西山卓爾の発言 (法務委員会)
⚠️ コピーしたテキストを転載する際は、転載元URL(kokkai-data.com)および原典URL(kokkai.ndl.go.jp)を必ず残してください。発言内容の改変・出典削除は禁止です。
詳細は利用規約をご確認ください。
○政府参考人(西山卓爾君) 委員の御指摘のとおり、今回のウィシュマさんが亡くなった事案に関する調査報告書におきましては、ウィシュマさんが亡くなる当日等に外観上の顕著な変化を踏まえた対応がなされていなかった、そういった点につきまして職員の教育や意識の涵養が十分に行われていなかった、バイタルチェックについての基準やマニュアルが策定、作成されていなかった、休日における外部の医療従事者へのアクセスが確立されていなかったなどとして問題点を指摘されているところでございます。

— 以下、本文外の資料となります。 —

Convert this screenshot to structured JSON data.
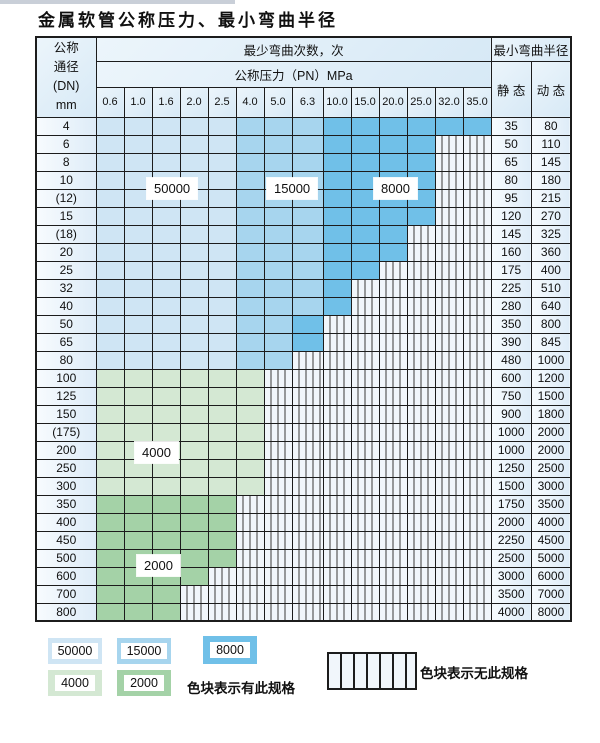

このような調査結果を踏まえまして、入管庁においては、先ほど申し上げた救急対応マニュアルを新たに策定しておりまして、そのマニュアルは、職員が常に被収容者の生命と健康を守ることを最優先に考え行動することを基本的心構えとし、救急対応に要する案件の判別条件や各職員の役割等を明確化しております。このマニュアルの内容につきましては各官署での講習や訓練を通じて職員に周知されており、現在では、このマニュアルに従い、特に医師の不在時に急病人が生じた場合にはちゅうちょなく一一九番通報を行うなどの取扱いが浸透しているところでございます。
また、多くの官署において常勤医師の確保に至ったことなどにより、夜間、休日などであっても、急な病変、病状変化が生じた場合に医師への相談を行うことができる体制が確保できております。
これらの取組によって、例えば夜間である、あるいは医師不在時における急病人への対応に係る体制は、ウィシュマさんの事案が発生した当時に比べては強化できているものと考えているところでございます。